Determination of Early Biochemical Markers in the Progression of Diabetic Retinopathy Using an Akita Mouse Model

Student: Gretchen Weaver
Mentor: Ivy Samuels (Cleveland Clinic Cole Eye Institute – Louis Stokes VA Medical Center)

I studied the effects of diabetic retinopathy in a mouse model. The protein GLUT1 stimulates more oxidative stress in the retina and leads to more damage of the eye’s tissue. After examining a wildtype and mutant mouse type for a gene that accelerates the disease, we found there was no significant difference in the progression in the early stages of diabetic retinopathy.
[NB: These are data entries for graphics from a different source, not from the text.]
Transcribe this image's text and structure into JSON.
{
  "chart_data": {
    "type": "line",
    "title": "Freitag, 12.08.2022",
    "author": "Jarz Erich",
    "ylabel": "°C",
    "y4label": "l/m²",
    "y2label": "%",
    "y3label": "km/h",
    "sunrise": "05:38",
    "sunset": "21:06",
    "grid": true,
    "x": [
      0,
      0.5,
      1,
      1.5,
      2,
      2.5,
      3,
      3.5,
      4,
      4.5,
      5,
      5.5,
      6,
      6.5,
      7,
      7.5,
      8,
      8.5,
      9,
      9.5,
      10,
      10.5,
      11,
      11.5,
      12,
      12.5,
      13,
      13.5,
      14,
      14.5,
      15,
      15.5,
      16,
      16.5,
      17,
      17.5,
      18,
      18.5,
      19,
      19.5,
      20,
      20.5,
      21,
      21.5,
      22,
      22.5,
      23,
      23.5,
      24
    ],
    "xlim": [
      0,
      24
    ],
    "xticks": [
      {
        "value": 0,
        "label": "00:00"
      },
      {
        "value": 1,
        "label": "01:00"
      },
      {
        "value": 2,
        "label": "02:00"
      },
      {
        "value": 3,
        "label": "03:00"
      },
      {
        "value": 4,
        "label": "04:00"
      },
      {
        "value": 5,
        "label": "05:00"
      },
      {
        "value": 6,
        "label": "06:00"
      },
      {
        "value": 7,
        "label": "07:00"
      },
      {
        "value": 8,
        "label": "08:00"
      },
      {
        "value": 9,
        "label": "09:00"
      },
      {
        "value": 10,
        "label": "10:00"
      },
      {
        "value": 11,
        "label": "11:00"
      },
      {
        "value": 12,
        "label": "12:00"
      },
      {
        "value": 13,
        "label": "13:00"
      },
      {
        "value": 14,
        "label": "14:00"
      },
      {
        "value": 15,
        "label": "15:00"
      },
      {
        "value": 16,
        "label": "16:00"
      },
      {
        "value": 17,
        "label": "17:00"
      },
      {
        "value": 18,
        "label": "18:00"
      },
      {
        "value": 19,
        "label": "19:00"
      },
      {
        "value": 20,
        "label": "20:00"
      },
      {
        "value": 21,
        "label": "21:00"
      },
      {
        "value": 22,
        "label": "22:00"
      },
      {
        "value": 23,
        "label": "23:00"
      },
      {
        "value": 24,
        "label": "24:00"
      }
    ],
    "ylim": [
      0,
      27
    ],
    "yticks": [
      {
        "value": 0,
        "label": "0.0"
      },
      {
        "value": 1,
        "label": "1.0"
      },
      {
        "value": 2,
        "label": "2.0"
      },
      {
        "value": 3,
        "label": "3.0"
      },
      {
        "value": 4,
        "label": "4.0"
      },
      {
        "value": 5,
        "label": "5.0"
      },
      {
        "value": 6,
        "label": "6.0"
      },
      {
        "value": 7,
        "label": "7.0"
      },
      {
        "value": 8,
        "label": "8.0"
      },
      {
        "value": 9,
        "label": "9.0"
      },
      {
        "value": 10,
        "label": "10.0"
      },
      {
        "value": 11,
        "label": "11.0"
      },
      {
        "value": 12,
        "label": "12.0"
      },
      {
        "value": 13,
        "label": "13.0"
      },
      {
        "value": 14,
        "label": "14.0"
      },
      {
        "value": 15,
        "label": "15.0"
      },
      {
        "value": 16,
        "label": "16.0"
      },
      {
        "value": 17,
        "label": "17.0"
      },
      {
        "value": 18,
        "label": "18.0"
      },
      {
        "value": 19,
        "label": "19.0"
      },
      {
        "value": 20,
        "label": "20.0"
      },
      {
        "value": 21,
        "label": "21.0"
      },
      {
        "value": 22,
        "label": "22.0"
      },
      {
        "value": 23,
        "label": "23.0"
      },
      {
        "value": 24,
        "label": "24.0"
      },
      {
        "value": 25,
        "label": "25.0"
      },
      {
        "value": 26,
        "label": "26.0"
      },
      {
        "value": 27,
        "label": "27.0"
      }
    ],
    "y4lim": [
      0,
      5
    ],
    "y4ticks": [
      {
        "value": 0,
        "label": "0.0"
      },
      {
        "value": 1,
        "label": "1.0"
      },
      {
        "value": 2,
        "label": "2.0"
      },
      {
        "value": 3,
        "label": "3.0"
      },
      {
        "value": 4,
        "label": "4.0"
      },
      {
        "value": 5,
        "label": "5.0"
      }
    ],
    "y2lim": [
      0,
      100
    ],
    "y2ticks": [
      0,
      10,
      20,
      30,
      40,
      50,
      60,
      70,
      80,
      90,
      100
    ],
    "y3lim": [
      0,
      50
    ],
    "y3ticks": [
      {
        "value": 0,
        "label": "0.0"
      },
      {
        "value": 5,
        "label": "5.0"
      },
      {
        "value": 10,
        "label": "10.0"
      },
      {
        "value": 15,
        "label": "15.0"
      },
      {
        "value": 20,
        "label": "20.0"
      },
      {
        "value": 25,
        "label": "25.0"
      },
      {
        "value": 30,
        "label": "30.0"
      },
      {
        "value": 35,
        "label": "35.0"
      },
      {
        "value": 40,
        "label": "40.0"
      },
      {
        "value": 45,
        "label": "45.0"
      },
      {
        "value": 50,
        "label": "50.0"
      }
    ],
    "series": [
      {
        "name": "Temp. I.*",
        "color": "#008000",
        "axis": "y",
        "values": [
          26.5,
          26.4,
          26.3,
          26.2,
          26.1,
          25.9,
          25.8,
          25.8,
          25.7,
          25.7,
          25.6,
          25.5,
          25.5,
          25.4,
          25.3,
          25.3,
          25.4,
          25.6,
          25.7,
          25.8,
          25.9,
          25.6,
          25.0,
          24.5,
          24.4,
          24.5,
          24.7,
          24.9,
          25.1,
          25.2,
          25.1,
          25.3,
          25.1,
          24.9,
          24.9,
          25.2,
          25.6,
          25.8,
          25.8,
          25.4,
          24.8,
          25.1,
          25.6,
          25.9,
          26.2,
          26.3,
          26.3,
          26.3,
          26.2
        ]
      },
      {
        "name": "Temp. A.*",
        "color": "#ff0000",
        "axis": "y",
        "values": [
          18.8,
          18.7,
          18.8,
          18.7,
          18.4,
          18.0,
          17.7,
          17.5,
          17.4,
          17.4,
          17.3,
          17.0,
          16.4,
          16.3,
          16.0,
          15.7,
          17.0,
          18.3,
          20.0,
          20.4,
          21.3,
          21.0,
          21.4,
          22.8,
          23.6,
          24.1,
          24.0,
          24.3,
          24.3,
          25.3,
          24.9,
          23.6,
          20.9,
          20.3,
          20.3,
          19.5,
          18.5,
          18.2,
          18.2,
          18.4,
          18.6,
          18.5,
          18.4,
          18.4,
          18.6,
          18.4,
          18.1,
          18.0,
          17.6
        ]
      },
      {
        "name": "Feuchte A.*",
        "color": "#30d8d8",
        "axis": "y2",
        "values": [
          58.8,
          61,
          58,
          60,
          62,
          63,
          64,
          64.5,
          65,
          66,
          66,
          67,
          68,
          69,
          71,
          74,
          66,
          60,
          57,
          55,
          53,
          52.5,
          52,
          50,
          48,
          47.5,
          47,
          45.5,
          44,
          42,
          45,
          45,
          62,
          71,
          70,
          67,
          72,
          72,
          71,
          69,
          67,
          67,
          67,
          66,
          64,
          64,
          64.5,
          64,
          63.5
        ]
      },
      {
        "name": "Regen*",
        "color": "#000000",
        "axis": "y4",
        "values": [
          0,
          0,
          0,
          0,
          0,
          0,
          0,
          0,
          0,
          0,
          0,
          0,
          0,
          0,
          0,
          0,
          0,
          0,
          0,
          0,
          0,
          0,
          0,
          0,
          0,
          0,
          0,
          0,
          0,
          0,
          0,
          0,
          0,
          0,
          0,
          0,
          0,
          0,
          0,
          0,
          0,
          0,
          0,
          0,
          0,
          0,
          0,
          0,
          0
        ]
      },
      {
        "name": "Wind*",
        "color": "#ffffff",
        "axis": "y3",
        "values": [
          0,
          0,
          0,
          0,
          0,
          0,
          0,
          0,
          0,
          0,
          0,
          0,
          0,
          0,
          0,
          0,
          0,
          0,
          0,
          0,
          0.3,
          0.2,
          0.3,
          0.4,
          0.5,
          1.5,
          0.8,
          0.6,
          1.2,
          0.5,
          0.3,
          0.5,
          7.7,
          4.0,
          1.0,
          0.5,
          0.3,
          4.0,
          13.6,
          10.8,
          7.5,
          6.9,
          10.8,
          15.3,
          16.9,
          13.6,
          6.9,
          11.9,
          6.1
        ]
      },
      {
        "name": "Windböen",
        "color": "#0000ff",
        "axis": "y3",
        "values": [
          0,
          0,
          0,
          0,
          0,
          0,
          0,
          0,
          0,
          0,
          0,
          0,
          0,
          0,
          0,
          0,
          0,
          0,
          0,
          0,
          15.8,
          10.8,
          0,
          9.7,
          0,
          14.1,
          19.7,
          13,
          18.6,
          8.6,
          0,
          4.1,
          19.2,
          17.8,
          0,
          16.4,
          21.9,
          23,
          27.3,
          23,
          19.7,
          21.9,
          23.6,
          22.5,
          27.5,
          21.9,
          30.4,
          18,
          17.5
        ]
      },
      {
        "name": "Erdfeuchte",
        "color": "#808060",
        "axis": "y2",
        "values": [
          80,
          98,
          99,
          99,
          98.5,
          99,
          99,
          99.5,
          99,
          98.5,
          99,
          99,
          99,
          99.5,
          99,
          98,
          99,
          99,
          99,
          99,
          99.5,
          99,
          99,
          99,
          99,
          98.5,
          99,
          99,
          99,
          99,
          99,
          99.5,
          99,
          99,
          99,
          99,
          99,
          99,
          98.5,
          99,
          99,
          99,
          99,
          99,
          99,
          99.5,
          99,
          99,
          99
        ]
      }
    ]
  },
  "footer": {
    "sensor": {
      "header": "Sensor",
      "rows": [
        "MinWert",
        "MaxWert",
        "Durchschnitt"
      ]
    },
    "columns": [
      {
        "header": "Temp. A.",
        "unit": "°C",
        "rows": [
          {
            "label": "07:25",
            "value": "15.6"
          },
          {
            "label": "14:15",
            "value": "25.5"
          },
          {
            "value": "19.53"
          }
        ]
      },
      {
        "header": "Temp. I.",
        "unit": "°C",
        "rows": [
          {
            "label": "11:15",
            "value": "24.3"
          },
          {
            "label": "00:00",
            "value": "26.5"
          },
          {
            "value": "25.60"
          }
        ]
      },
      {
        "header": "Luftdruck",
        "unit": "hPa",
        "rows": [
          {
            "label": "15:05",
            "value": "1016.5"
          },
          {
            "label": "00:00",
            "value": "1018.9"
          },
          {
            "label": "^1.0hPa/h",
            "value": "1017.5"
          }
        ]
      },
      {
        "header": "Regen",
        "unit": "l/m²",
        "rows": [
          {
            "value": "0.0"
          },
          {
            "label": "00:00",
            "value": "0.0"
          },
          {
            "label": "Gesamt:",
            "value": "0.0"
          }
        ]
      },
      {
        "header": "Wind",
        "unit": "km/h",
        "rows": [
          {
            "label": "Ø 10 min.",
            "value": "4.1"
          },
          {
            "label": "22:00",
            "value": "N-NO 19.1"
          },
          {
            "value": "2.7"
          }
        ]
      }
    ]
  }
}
Diabetic retinopathy is the progressive loss of retinal function due to an excess amount of blood glucose in the body.  This excess glucose in the blood can block the tiny vessels that nourish the retina; to compensate the eye undergoes angiogenesis, or the formation of new blood vessels.  These new blood vessels, however, are weak and leaky and break more easily, resulting in further progression of diabetic retinopathy.  Prior studies have shown that several proteins may play an early mechanistic role in diabetic retinopathy, including GLUT1 (glucose transporter 1 protein) and GFAP (glial fibrillary acidic protein).  Oxidative stress, or the increase of reactive oxidative species, has also been shown to be involved with the progression of diabetic retinopathy. 

A mouse model was utilized to simulate Type I diabetes.  Akita mice are a strain of mice with a spontaneous mutation in the insulin 2 gene.  This mutation leads to an improper folding of the insulin protein causing toxicity, and eventual destruction, of the beta cells in the pancreas.  The Akita strain of mice are therefore a good model for the progression of diabetic retinopathy due to Type 1 diabetes. 

In order to determine early changes between the Akita wildtype and Akita mutant mouse, mice were sacrificed at one month of age.  Eyes were then fresh frozen, cryosectioned onto slides, and then stained for dihydroethidium, or DHE, a biochemical marker for reactive oxidative species and oxidative stress.  Another set of eyes were then fresh frozen, paraformaldehyde fixed, cryosectioned onto slides, and then double-stained for the expression of GLUT1 and GFAP.  These slides were then imaged under a fluorescent microscope. Upon examination of the results, it was determined there was no significant between the wildtype and mutant Akita mice.